Why did you choose this particular franchise?
We love the restaurant business and we wanted to diversify into another brand. In doing our research, we visited several restaurants, and tried the different foods. The quality of the food at Teriyaki Madness stood out from the others. The dishes being brought out to the customers were fresh and steaming hot and left us with a very good impression. Before we signed on, we had the opportunity to meet the founders and the management team who were great folks! The combination of the food, the concept, along with great people, made it an easy decision for us to join Teriyaki Madness.
How was the process of becoming a franchise owner different for a couple versus an individual?
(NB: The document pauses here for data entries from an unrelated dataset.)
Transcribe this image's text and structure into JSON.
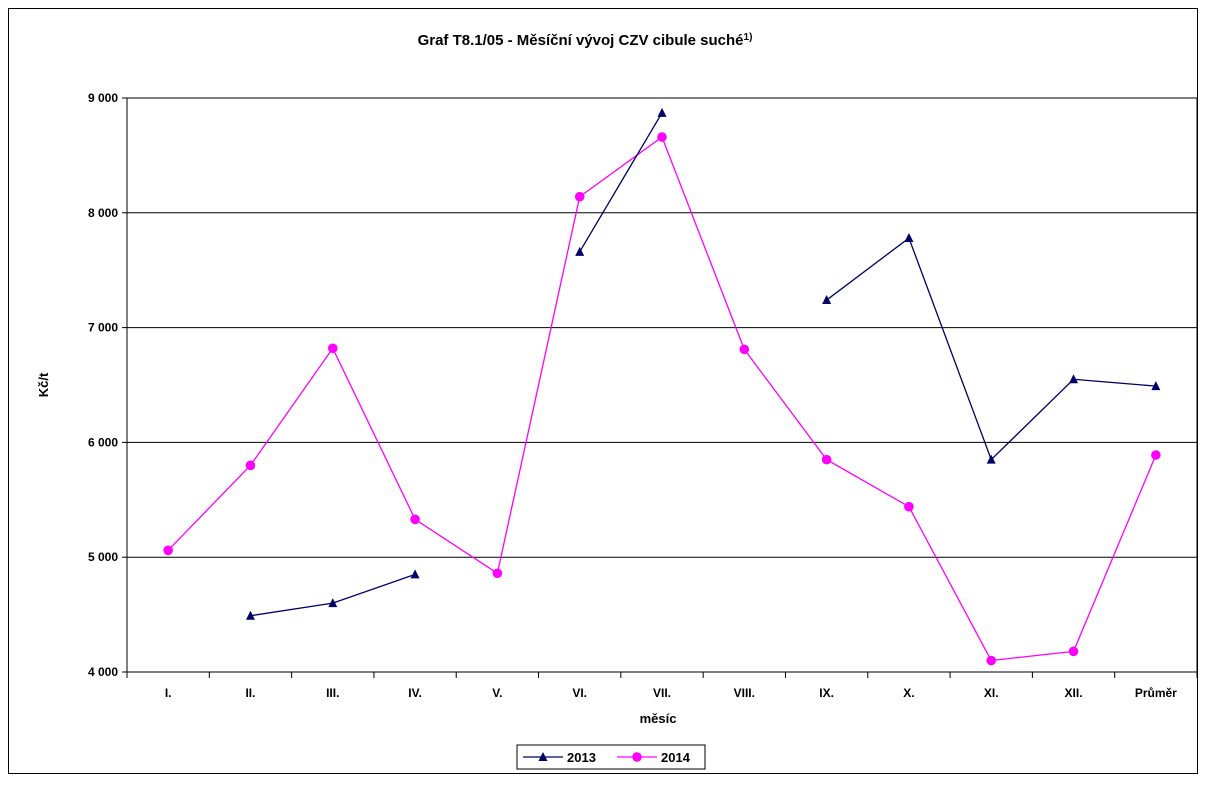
{
  "chart_data": {
    "type": "line",
    "title": "Graf T8.1/05 - Měsíční vývoj CZV cibule suché",
    "title_superscript": "1)",
    "xlabel": "měsíc",
    "ylabel": "Kč/t",
    "ylim": [
      4000,
      9000
    ],
    "y_ticks": [
      4000,
      5000,
      6000,
      7000,
      8000,
      9000
    ],
    "y_tick_labels": [
      "4 000",
      "5 000",
      "6 000",
      "7 000",
      "8 000",
      "9 000"
    ],
    "grid": "horizontal",
    "legend_position": "bottom-center",
    "categories": [
      "I.",
      "II.",
      "III.",
      "IV.",
      "V.",
      "VI.",
      "VII.",
      "VIII.",
      "IX.",
      "X.",
      "XI.",
      "XII.",
      "Průměr"
    ],
    "series": [
      {
        "name": "2013",
        "color": "#000066",
        "marker": "triangle",
        "values": [
          null,
          4490,
          4600,
          4850,
          null,
          7660,
          8870,
          null,
          7240,
          7780,
          5850,
          6550,
          6490
        ]
      },
      {
        "name": "2014",
        "color": "#ff00ff",
        "marker": "circle",
        "values": [
          5060,
          5800,
          6820,
          5330,
          4860,
          8140,
          8660,
          6810,
          5850,
          5440,
          4100,
          4180,
          5890
        ]
      }
    ]
  }
}
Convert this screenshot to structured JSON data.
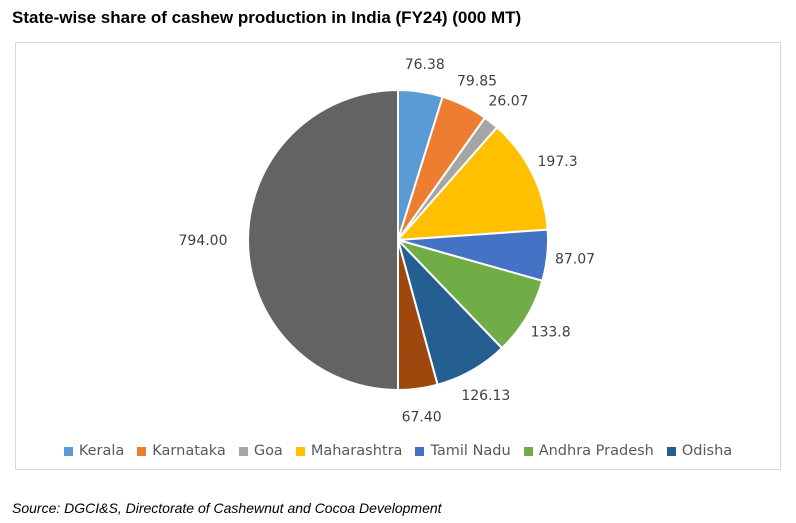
{
  "title": "State-wise share of cashew production in India (FY24) (000 MT)",
  "source": "Source: DGCI&S, Directorate of Cashewnut and Cocoa Development",
  "chart_data": {
    "type": "pie",
    "title": "State-wise share of cashew production in India (FY24) (000 MT)",
    "start": "top, clockwise",
    "legend_position": "bottom",
    "slices": [
      {
        "name": "Kerala",
        "value": 76.38,
        "label": "76.38",
        "color": "#5b9bd5",
        "in_legend": true
      },
      {
        "name": "Karnataka",
        "value": 79.85,
        "label": "79.85",
        "color": "#ed7d31",
        "in_legend": true
      },
      {
        "name": "Goa",
        "value": 26.07,
        "label": "26.07",
        "color": "#a5a5a5",
        "in_legend": true
      },
      {
        "name": "Maharashtra",
        "value": 197.3,
        "label": "197.3",
        "color": "#ffc000",
        "in_legend": true
      },
      {
        "name": "Tamil Nadu",
        "value": 87.07,
        "label": "87.07",
        "color": "#4472c4",
        "in_legend": true
      },
      {
        "name": "Andhra Pradesh",
        "value": 133.8,
        "label": "133.8",
        "color": "#70ad47",
        "in_legend": true
      },
      {
        "name": "Odisha",
        "value": 126.13,
        "label": "126.13",
        "color": "#255e91",
        "in_legend": true
      },
      {
        "name": "",
        "value": 67.4,
        "label": "67.40",
        "color": "#9e480e",
        "in_legend": false
      },
      {
        "name": "",
        "value": 794.0,
        "label": "794.00",
        "color": "#636363",
        "in_legend": false
      }
    ]
  }
}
Unlike finding a franchise for an individual, we wanted to find a business that we were both passionate about, and enjoyed doing. As a couple, we both had input on issues and decisions were made jointly. We normally agree with each other, so that wasn’t too difficult. The best part is since we are both franchisees, we were both fully trained by the franchisor to operate the business which gives us great flexibility in running our store. We can each have more “off time”
Where did you get most of your advice/do most of your research?
We regularly look at business magazines such as Entrepreneur, and the annual Entrepreneur Franchise 500. We also search franchise websites frequently.
What were the most unexpected challenges of opening your franchise?
One major hurdle we ran into was finding financing. We know many bankers, and have great relationships with them. However, we were told that even though we were part of a successful franchise, they would not finance the location. We were told by many lenders that they want to see several hundred successful franchised locations open before they will finance it.
What have been the biggest challenges and positives of running a business with your spouse?
The biggest challenge is the ability to “stop working” at the end of the day. It’s very difficult to not take work home and we find ourselves talking about work constantly. The positive on the other hand, is that we get to be together, and work together, in something we both love to do.
What advice do you have for individuals and couples who want to own their own franchise?
Due diligence. Do the research. Look at all the options. Most importantly, find something that you love to do. Making money in a business is good, but making money in a business that you love is great.
What’s next for you and your business?
The opening of our store almost doubled our projections. We are excited about sharing this food and concept with other neighborhoods. We are looking for spaces for our next locations. We hope to have a few more open in 2015.